Au final, Please Be Honest ne diffère pas beaucoup des autres albums de Guided by Voices en ce sens que Robert Pollard a une formule qu’il appliquera jusqu’à la fin, et c’est très bien comme ça. Dès lors, critiquer un album de Guided by Voices, au risque de se répéter, revient à apprécier les mélodies de chaque morceau, seul déterminant véritable de la qualité de ses LPs. Et elles sont ici nombreuses à être mémorables.

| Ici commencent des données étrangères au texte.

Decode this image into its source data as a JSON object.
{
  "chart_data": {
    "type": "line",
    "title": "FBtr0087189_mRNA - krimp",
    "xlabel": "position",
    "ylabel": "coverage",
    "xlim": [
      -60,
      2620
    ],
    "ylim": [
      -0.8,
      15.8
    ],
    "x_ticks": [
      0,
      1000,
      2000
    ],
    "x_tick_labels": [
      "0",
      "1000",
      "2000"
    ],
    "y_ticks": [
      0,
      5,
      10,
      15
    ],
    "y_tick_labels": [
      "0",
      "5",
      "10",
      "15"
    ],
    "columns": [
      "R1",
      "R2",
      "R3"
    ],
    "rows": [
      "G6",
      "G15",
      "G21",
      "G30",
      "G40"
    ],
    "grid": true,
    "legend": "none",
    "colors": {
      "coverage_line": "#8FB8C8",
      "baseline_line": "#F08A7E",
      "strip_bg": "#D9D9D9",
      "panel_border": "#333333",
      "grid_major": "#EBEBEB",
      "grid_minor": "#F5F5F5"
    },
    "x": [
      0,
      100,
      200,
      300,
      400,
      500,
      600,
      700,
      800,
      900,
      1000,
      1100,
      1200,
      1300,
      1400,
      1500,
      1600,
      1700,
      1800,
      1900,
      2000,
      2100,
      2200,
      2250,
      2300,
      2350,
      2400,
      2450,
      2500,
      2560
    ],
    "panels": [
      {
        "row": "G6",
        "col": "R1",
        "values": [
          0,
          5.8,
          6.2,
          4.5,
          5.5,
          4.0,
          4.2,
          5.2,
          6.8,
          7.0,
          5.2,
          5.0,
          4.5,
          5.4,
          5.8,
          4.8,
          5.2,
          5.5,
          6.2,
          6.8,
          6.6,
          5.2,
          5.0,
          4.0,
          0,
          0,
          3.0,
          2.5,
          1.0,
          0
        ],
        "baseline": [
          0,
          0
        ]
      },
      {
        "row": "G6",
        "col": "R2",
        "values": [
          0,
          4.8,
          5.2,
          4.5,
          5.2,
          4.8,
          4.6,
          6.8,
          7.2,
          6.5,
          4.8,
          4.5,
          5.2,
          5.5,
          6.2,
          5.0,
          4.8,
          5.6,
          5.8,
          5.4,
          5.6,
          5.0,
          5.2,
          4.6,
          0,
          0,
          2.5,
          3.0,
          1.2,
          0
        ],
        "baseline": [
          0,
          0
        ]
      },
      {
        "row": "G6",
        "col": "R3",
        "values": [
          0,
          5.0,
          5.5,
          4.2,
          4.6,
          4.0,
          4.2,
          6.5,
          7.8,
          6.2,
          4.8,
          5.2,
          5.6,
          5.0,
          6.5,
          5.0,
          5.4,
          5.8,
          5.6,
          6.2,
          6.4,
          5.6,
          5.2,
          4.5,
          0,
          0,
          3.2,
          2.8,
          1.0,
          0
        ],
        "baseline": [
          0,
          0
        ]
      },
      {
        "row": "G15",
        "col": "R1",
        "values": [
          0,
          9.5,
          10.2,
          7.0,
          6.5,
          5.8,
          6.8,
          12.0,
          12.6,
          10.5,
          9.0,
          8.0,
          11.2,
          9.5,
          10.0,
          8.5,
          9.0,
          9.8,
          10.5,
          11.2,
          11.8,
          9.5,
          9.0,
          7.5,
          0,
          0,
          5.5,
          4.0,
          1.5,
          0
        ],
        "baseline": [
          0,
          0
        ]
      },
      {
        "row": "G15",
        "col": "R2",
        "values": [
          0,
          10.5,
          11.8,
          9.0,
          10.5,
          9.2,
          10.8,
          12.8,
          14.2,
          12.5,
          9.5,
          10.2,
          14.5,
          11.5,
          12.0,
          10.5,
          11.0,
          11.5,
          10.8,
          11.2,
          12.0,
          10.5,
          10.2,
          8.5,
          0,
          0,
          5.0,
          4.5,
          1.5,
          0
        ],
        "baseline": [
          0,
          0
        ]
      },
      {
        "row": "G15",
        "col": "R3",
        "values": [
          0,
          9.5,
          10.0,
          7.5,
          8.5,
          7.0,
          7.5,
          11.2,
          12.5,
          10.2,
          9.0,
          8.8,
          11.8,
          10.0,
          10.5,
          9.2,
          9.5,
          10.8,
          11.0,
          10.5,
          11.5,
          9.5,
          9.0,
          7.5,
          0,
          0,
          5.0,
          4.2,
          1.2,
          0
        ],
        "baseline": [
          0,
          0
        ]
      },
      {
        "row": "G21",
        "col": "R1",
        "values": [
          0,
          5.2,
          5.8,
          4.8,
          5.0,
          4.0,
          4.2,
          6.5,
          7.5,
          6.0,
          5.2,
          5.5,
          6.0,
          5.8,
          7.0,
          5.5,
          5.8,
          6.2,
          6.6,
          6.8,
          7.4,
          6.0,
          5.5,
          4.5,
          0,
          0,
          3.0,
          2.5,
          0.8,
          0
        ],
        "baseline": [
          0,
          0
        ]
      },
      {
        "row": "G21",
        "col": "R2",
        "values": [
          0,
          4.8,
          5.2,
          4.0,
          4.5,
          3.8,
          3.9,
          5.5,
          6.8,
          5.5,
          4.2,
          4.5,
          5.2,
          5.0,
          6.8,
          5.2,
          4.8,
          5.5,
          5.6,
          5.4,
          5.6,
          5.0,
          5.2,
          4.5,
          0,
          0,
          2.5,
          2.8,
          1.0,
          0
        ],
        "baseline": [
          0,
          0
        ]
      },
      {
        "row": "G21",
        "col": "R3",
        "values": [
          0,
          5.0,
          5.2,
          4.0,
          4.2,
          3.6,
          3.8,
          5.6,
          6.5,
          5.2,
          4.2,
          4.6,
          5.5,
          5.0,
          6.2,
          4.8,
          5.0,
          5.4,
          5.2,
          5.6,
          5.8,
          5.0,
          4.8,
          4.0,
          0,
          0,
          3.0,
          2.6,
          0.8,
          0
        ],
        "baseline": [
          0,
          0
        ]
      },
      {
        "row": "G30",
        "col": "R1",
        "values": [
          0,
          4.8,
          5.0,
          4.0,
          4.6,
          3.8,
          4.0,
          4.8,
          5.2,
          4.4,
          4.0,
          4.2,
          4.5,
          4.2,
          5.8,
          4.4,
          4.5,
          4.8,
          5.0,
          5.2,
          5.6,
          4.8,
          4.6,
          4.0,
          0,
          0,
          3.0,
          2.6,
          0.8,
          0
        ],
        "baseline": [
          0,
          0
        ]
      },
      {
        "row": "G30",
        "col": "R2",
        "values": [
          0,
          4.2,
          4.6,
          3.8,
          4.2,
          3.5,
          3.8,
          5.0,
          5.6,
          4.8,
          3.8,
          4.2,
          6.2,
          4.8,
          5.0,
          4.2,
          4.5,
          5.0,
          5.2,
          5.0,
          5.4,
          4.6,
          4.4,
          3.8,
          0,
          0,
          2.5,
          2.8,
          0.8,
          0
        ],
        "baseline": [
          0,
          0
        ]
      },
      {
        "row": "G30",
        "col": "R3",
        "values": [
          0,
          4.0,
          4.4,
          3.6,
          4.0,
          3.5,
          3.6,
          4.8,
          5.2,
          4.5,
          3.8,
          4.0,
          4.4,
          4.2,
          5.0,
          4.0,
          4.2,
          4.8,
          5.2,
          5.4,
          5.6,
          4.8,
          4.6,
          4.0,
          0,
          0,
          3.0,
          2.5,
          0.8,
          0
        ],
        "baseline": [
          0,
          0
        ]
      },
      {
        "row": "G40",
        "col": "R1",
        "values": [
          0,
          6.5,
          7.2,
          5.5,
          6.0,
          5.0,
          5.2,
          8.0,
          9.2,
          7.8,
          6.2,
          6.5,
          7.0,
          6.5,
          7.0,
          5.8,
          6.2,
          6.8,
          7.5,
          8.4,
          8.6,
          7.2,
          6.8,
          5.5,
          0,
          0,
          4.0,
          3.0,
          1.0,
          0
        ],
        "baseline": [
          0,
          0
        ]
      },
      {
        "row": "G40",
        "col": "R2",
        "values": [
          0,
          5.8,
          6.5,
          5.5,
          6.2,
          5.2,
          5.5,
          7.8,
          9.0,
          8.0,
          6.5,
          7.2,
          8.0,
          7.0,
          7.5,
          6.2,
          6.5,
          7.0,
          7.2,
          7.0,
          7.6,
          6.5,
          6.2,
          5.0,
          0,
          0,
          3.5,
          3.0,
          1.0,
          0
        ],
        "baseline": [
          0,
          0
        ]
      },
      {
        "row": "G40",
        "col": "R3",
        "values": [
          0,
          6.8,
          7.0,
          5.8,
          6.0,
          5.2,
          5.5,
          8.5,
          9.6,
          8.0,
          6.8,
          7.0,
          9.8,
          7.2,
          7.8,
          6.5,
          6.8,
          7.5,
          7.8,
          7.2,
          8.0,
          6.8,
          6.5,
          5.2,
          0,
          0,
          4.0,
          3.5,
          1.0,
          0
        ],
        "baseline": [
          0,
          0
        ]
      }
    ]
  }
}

Full disclosure, les articles sur Guided by Voices sont loin d’être ceux qui suscitent le plus d’intérêt, et je persiste pourtant à penser que le groupe, légende en activité, mériterait beaucoup plus de lumière. J’espère que cette publication sera une bonne surprise, comme le fut l’article sur la musique indépendante japonaise dont je parlais déjà hier. Voilà, adviendra ce qu’il adviendra. En attendant, Guided by Voices, l’un des plus grands groupes indépendants de l’histoire, continue sa route vers la postérité.